Di Stasiun Andir, terdapat tiga jalur kereta api, yakni jalur ganda langsung ke arah Bandung, yang digunakan untuk KA antarkota, KA pengumpan kereta cepat Whoosh, dan kereta api lokal; sedangkan jalur tunggal yang membelok dahulu ke Stasiun Ciroyom hingga akhirnya menuju Bandung, yang digunakan untuk pemberhentian kereta api lokal. Seluruh jalur ini dibangun oleh Staatsspoorwegen, perusahaan perkeretaapian milik Pemerintah Hindia Belanda. Secara kolektif, jalur ini disebut sebagai Preangerlijn (bahasa Belanda dari "lin Priangan") dan merupakan bagian dari lintas selatan Jawa.[1] Jalur ini dibina oleh Balai Teknik Perkeretaapian Kelas I Bandung pada segmen Bogor–Banjar dan Semarang pada segmen Rancakole–Kasugihan.[2]
Sebagai jalur lintas pegunungan, jalur ini berkali-kali mendapat musibah, memiliki banyak titik rawan longsor. Di antara seluruh titik, yang paling rawan longsor adalah segmen Ciawi–Cicalengka karena jalurnya membelah gunung. Segmen Cicalengka–Leles dan Cibatu–Ciawi merupakan petak jalur yang paling terjal, sementara petak Ciawi–Banjar cenderung lebih datar. Untuk petak Padalarang–Cicalengka dan Banjar–Kroya, petak jalur ini termasuk datar dan kereta dapat dipacu dengan kecepatan lebih tinggi pada petak ini. Titik rawan longsor lainnya yang juga diketahui antara lain di Terowongan Lampegan pada ruas Sukabumi-Cianjur,[3] dan pada tanggal 21 November 2012 di antara Stasiun Citayam dan Stasiun Cilebut di lintas Manggarai-Bogor.[4] Selanjutnya, juga longsor di Ciranjang, Cianjur hingga rel menggantung.[5]
Sejarah
Awal pembangunan
Pada 24 Maret 1869, Menteri Kolonial Belanda, de Waal berkonsultasi dengan Kepala Eksploitasi Staatsspoorwegen Belanda, J.A. Kool dan seorang profesor dari Sekolah Politeknik Delft, N.H. Henket terkait lebar sepur yang dibutuhkan untuk jaringan rel di Hindia Belanda.

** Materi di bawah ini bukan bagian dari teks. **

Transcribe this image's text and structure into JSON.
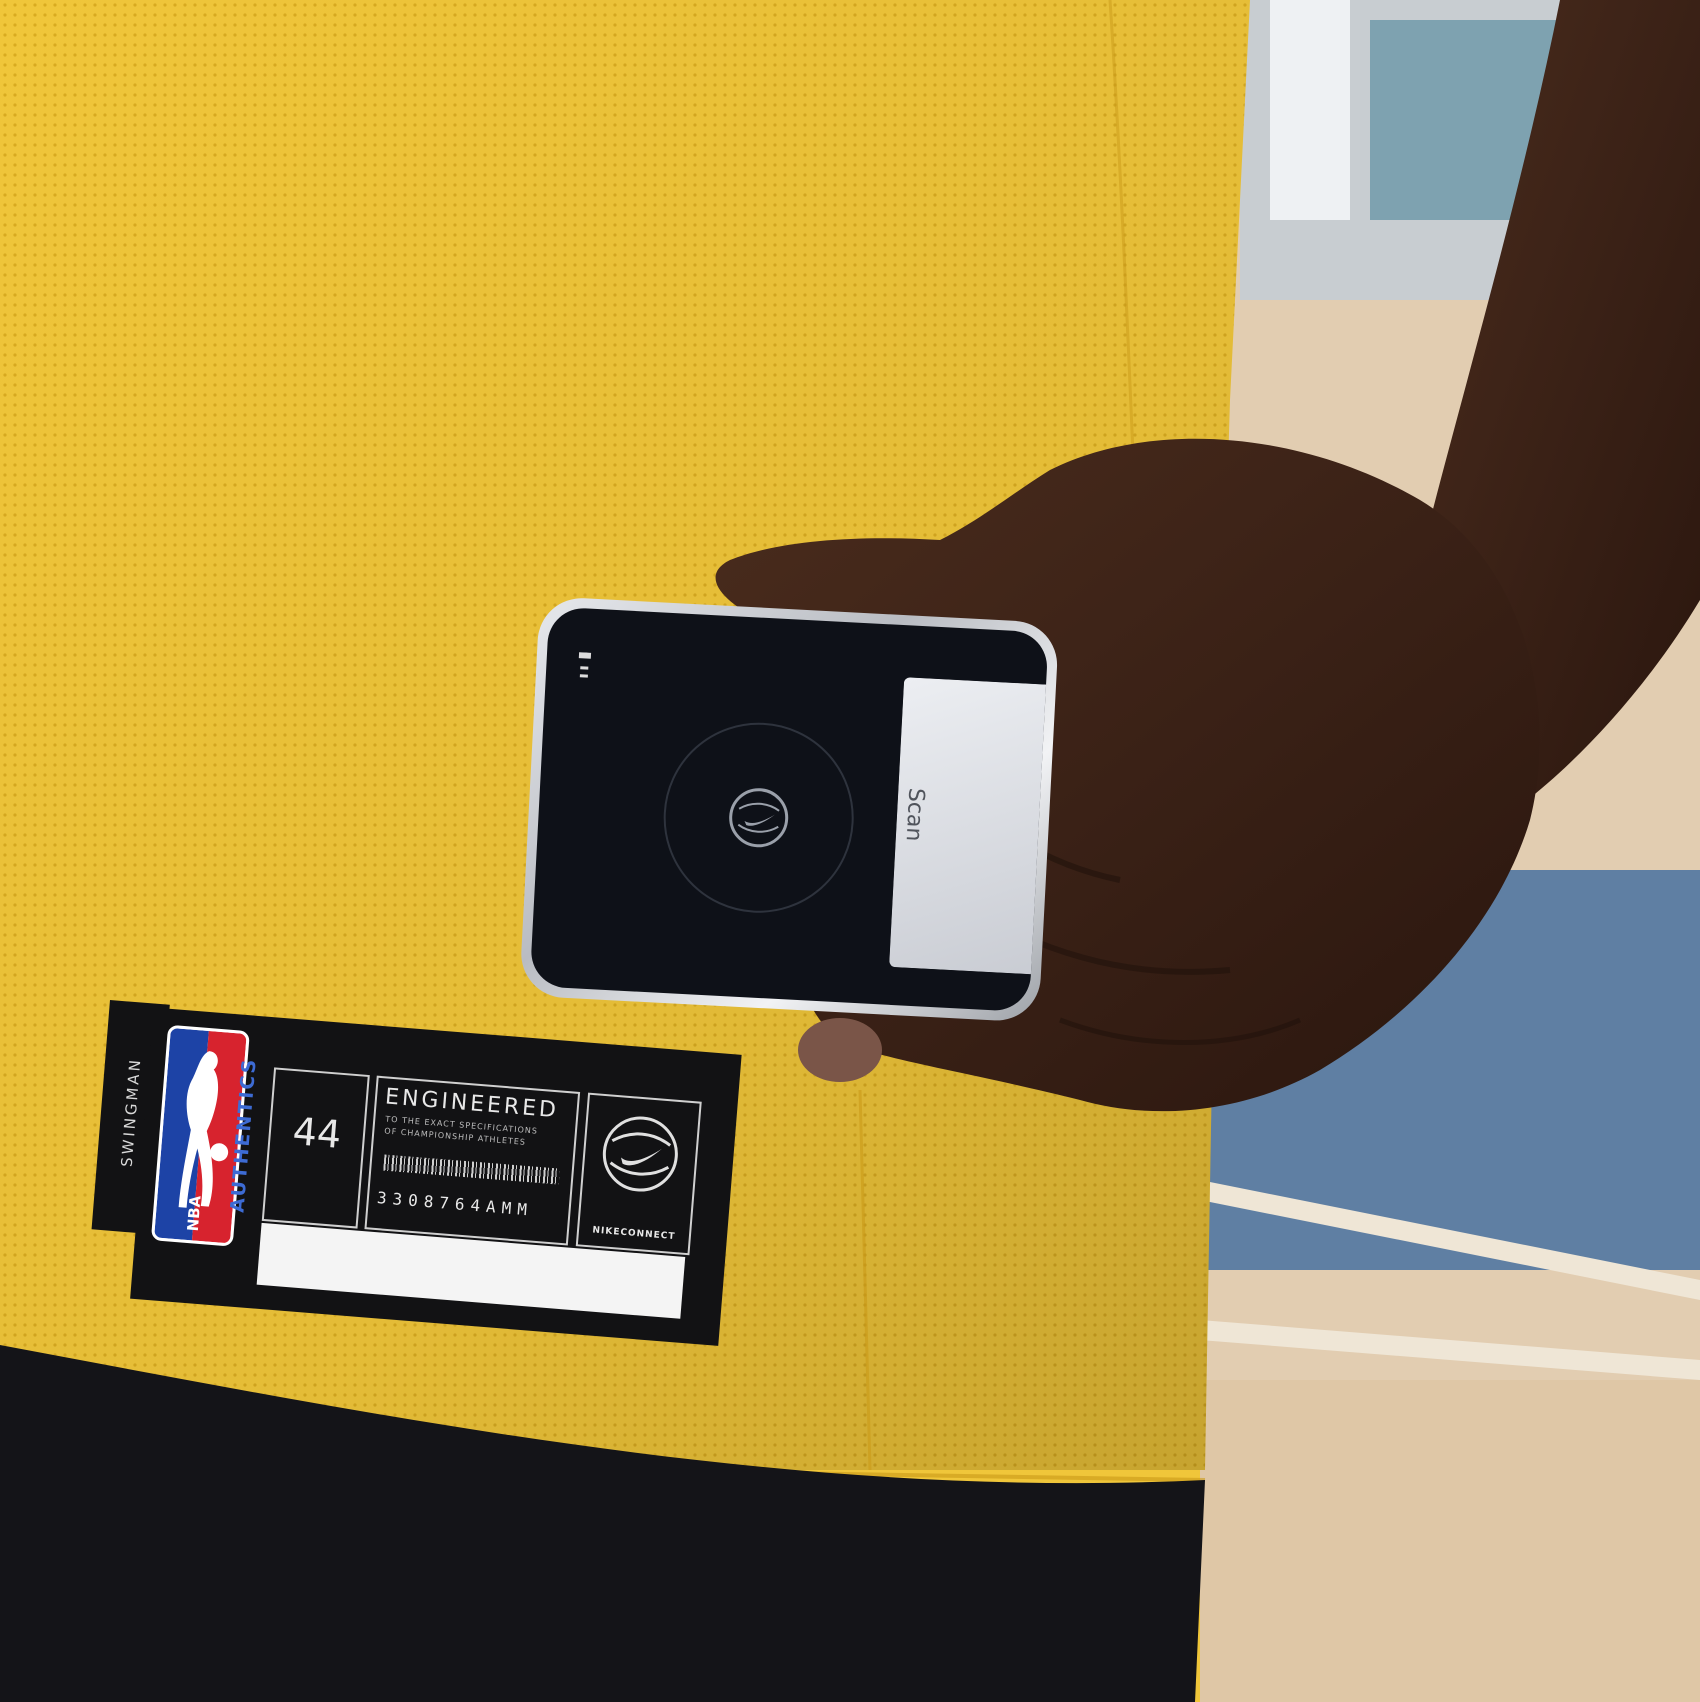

Pada 20 September 1869, terbentuk rencana umum perkeretaapian yang berisi rekomendasi lebar sepur 1.067 mm dan rekomendasi trase jaringan jalur kereta api untuk Pulau Jawa. Salah satu bagian yang harus dibangun ialah perpanjangan jalur dari Buitenzorg (Bogor) menuju Cilacap melalui Bandung dan Cicalengka.[6]

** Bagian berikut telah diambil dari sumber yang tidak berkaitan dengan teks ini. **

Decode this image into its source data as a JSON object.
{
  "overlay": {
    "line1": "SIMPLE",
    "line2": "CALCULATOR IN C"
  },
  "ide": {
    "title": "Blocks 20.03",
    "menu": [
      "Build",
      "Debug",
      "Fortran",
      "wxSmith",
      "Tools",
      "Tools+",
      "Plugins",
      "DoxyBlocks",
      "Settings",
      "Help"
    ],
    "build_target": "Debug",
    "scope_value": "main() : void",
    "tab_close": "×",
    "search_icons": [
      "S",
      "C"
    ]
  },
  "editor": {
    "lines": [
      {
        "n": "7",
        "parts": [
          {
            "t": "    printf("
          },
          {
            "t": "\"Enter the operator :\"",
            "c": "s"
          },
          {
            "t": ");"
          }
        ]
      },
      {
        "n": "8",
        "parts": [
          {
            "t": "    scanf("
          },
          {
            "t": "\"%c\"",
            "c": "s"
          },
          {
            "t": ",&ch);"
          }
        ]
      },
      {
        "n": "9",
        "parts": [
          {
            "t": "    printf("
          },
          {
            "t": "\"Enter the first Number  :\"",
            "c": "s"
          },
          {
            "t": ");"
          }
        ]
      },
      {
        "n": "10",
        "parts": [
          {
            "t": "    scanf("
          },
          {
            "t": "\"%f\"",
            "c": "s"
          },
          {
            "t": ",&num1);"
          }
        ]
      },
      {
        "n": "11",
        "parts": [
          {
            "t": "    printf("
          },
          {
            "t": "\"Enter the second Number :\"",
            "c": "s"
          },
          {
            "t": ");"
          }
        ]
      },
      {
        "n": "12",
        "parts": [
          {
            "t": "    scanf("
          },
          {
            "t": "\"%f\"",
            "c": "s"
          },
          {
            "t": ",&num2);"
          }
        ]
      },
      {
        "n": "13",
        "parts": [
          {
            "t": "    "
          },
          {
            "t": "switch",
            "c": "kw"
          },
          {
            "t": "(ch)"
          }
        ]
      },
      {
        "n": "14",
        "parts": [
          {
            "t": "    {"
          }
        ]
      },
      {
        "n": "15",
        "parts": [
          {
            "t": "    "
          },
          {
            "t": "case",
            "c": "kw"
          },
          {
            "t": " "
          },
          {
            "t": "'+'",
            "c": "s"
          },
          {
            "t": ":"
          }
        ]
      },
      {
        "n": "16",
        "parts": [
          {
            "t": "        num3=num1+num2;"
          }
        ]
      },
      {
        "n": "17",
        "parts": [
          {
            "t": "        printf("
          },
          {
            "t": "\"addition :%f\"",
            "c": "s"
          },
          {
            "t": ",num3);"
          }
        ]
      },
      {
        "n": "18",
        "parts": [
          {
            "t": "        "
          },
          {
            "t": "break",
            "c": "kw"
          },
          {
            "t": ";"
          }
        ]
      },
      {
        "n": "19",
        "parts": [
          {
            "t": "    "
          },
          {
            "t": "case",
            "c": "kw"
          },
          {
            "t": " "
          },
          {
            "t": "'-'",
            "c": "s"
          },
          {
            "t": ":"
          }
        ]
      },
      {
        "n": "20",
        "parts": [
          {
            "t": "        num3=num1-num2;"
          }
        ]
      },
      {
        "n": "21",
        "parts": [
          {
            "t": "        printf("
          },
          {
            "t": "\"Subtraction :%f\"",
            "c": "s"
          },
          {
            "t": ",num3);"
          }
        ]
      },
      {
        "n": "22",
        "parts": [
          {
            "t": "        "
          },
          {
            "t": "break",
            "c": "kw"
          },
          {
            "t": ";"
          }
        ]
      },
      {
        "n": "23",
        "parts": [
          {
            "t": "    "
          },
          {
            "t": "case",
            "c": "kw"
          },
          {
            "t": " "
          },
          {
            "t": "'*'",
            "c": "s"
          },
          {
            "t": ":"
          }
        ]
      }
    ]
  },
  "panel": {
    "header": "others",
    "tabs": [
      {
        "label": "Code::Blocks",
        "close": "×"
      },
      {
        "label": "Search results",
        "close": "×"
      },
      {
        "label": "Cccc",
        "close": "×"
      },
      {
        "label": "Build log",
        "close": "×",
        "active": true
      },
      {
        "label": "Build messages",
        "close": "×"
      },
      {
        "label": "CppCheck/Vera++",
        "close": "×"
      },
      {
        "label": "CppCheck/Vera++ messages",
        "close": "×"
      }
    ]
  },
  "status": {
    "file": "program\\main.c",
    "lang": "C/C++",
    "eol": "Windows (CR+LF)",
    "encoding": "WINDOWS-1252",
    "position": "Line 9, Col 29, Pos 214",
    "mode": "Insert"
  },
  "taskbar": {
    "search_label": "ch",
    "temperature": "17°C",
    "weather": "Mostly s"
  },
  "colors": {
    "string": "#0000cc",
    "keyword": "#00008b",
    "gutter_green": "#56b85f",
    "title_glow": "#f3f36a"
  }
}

Segmen Bogor–Bandung menjadi jalur kereta api ketiga yang dibangun oleh SS, setelah Surabaya–Pasuruan (16 Mei 1878) dan Surabaya–Malang (20 Juli 1879). Jalur ini sepaket dengan jalur Surabaya–Sidoarjo–Mojokerto–Kertosono–Solo (1882–1884) karena dibangun untuk mewujudkan hubungan Jakarta–Surabaya melalui jalur selatan. Jalur ini digagas oleh David Maarschalk, yang kala itu menjadi Kepala Jawatan SS yang pertama.[7]

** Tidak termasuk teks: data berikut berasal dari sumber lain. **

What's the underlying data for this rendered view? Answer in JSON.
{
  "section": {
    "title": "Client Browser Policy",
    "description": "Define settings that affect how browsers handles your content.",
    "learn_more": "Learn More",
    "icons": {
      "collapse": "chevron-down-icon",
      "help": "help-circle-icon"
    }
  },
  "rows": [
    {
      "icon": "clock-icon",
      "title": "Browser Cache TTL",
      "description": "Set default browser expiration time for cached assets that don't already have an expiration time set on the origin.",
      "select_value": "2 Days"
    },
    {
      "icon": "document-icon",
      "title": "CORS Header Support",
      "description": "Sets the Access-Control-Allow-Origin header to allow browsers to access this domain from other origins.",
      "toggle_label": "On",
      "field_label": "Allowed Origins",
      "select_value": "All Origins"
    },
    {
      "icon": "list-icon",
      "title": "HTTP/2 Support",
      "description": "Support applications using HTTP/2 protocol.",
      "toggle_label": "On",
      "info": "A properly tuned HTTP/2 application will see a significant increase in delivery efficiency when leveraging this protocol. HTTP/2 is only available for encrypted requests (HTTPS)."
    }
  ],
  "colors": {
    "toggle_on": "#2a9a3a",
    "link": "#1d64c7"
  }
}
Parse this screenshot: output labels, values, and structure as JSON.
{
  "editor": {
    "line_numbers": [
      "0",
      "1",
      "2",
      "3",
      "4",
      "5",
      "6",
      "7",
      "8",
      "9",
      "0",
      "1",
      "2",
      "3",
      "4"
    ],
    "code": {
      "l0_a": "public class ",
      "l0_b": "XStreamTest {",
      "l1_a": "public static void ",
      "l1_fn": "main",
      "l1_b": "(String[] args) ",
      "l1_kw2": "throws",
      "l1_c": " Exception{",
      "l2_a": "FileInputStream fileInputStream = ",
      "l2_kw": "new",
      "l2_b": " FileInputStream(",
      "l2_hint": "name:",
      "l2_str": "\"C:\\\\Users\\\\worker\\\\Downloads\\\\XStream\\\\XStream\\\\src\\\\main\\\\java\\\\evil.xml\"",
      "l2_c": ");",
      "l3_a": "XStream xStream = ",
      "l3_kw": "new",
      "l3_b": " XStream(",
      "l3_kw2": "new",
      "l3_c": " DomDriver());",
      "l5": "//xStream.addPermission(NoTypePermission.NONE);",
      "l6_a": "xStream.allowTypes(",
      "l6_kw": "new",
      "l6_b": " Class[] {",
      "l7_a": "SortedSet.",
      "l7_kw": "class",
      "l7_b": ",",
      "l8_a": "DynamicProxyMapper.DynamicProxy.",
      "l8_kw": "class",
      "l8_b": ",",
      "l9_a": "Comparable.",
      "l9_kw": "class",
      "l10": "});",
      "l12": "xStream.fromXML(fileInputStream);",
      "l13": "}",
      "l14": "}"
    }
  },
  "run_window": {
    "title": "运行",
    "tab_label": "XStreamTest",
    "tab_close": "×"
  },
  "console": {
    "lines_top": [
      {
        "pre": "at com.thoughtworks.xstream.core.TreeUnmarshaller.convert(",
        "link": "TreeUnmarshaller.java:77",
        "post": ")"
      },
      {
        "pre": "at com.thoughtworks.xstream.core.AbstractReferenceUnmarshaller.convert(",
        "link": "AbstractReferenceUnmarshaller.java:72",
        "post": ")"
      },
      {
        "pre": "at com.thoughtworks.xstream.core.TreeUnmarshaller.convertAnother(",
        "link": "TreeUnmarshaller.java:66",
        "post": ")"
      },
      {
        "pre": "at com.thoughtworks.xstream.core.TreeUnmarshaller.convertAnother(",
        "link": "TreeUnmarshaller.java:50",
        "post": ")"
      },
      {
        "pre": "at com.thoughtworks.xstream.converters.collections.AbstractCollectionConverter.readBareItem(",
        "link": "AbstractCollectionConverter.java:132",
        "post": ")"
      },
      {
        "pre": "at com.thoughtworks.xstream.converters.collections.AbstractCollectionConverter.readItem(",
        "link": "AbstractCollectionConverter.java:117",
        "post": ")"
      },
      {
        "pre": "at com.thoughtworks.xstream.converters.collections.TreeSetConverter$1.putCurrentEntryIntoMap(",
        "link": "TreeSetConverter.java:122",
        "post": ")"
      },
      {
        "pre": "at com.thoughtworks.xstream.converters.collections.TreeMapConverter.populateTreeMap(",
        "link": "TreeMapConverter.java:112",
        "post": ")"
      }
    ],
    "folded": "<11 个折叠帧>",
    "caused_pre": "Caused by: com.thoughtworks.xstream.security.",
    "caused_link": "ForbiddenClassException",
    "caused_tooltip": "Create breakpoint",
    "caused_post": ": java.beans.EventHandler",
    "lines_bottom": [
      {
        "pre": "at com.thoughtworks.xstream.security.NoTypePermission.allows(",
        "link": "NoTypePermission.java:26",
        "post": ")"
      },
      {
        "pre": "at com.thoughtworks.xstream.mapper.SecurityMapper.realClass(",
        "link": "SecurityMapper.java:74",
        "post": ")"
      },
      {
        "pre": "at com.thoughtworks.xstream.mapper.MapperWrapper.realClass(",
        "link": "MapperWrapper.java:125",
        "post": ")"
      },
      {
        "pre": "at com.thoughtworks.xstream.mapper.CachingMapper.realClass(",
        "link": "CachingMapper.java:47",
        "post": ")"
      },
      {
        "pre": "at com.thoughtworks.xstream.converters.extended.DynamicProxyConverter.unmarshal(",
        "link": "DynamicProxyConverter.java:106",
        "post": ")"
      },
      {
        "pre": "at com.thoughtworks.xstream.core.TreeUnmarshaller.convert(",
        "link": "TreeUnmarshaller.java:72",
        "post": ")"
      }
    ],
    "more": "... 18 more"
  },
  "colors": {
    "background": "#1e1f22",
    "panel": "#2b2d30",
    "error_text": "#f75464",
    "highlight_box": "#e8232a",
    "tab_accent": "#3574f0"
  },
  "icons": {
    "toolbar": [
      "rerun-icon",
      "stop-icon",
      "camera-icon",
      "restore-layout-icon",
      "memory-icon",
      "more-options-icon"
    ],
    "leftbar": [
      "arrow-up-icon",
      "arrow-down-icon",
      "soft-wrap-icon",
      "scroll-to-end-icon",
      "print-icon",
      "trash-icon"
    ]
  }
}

Usaha untuk menyatukan Bandung dan Yogyakarta ternyata dihadapkan sebuah tantangan: jaringan pegunungan vulkanik yang terjal, subur, dan rawan longsor. Trase jalur kereta api di Jawa Barat dibuat berkelok-kelok, menyeberangi jurang, serta memiliki jembatan yang panjang-panjang. Karena biaya pembangunannya mahal (termasuk perawatan prasarana dan pembelian lokomotif yang didesain untuk jalur ini), pemerintah (melalui SS) memang harus turun tangan untuk membangun jalur kereta api ini. Jalur ini tidak menggunakan rel gerigi, sehingga dibuat tikungan tapal kuda sehingga meminimalkan kelandaian (misalnya di petak Leles–Lebakjero).[8]
Pembangunan segmen Bogor–Cicalengka (1873–1884)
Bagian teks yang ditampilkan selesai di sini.